The closest equivalent, in C++ would be a programmer being able to make assumptions about how the compiler implements types (eg the layout of bits in an int or float, the layout of classes and structures, etc etc). The catch is that the C++ standard deliberately leaves those things up to the implementer of the C++ compiler. The C++ programmer who relies on particular implementation of types will, invariably, write code that works with a particular compiler, but will not be guaranteed to work with other compilers.
I'm not arguing with you there. In fact an early version of GNU's implementation of Objective C was just a preprocessor that output code which is fed directly to the GNU C compiler. But that sort of implementation relies on specific knowledge of how the C compiler does business.

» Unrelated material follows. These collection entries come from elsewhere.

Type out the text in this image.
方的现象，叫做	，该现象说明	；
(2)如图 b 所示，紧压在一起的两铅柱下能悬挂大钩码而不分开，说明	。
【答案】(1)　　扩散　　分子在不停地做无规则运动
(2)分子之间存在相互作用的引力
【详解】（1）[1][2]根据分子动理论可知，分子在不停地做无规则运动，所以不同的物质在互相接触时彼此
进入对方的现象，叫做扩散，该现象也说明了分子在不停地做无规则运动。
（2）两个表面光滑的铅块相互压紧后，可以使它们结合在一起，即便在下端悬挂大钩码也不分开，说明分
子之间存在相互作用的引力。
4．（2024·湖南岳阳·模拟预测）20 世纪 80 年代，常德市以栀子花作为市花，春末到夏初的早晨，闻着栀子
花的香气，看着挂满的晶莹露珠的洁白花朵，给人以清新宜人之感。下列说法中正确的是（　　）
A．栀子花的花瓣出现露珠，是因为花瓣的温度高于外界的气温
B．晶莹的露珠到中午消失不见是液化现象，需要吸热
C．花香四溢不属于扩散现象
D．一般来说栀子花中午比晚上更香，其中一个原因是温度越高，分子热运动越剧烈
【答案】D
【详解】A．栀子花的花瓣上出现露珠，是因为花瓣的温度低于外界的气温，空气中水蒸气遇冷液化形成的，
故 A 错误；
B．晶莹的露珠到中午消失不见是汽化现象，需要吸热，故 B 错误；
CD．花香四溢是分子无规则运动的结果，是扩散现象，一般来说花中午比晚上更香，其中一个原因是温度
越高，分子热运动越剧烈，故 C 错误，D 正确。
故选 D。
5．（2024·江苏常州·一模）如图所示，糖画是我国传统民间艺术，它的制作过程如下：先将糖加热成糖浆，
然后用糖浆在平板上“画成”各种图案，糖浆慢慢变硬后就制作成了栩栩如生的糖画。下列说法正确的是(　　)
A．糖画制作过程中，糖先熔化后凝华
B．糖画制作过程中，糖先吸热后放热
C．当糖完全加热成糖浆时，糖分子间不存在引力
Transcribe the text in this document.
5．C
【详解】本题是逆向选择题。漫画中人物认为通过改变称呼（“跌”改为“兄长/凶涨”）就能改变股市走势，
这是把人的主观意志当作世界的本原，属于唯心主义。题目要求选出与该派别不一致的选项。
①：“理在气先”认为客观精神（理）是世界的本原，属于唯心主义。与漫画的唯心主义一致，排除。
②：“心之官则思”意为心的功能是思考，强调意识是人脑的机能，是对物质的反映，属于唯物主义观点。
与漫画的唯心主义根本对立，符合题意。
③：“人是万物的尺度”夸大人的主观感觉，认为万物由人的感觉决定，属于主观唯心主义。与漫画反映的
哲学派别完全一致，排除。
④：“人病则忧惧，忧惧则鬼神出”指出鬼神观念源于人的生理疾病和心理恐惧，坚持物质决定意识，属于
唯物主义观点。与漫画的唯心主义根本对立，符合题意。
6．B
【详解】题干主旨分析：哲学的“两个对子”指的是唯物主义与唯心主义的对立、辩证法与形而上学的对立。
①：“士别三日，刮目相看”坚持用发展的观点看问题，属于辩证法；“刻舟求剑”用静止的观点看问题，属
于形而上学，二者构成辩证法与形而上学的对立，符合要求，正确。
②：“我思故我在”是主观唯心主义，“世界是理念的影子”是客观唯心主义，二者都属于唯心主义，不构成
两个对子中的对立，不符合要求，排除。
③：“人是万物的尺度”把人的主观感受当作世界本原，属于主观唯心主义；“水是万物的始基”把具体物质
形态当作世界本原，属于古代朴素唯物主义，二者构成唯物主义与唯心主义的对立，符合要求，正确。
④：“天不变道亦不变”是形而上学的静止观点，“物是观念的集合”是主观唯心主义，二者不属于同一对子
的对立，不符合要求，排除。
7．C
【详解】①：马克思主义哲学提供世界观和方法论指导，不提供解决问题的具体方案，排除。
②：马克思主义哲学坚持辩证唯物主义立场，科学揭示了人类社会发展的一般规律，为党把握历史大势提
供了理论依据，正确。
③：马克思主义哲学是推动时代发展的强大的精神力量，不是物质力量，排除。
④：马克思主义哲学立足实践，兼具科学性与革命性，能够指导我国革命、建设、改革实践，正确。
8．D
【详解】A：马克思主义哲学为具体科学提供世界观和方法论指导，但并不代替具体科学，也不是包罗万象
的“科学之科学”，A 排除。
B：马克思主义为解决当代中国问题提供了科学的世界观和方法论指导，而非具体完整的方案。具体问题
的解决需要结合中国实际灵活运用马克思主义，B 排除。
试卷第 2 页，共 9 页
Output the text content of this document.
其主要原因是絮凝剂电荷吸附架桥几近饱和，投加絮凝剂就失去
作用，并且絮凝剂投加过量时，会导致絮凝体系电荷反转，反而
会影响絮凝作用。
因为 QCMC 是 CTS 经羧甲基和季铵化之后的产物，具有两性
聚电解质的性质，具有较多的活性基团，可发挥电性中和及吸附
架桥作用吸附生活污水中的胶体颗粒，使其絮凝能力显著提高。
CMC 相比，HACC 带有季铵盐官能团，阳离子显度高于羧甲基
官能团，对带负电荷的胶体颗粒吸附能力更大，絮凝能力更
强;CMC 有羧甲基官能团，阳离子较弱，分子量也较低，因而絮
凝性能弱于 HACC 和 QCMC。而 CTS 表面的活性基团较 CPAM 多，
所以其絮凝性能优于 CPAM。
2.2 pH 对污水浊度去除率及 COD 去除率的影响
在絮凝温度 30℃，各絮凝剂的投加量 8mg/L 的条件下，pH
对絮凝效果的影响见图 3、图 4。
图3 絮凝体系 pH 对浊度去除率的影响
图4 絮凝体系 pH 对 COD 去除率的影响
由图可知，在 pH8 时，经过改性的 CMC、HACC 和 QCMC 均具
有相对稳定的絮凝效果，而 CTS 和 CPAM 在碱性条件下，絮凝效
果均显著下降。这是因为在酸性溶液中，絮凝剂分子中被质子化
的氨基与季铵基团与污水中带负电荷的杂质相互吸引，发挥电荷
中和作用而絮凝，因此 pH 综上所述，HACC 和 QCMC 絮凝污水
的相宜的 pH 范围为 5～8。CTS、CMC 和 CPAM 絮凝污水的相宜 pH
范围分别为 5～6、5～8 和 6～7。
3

So, if you wanted, it is definitely feasible to write a Objective C interpreter/compiler or library in C or C++.

What is less feasible is providing equivalent functionality for a C++ programmer which, from your wording, I assumed was what you were about. One characteristic of a C++ compiler is that, at run time, most type information is unavailable. So there is no technique in C++ that allows calling an arbitrary method of an object, given only the name of the method as a string (there are techniques to call specific methods, by use of a map construct, but that relies on entries being explicitly placed in the map before attempting to use it). The core of the difference is that C++ is a statically typed language (meaning that the program cannot directly access, at run time, information about the type of an object or methods it provides) in contrast to Objective C which is dynamically typed (meaning that, given an arbitrary object, information about its type and methods can be queried at run time). Which means that, given an object in an NSArray, it is possible in Objective C to directly access information about the type and methods it supplies. This is not possible, in C++: to simulate such a thing, it is necessary to do lots of extra bookkeeping (of the type information, of information about the methods) and to accept some constraints on ability to do that with some types but not others.

This is completely possible in a type safe way as long as you know the type of the object you want to get out. Just use Boost.Any, sorry if that is not what is desired here, but with it you can make a type safe generic container. The only problem is Boost.Any can't down cast, so you need the exact type not a base class type, which can be limiting. With Boost.Any there is no need to add fields to a special structure every time you want to use a new type.

(Yeah- I do need more nails for my shiny Boost hammer)

I agree. But Soulstorm's question concerned simulation of a capability of Objective C, which (in rough, handwavy terms) allows this to be done even when you don't know the type of object you want to get out.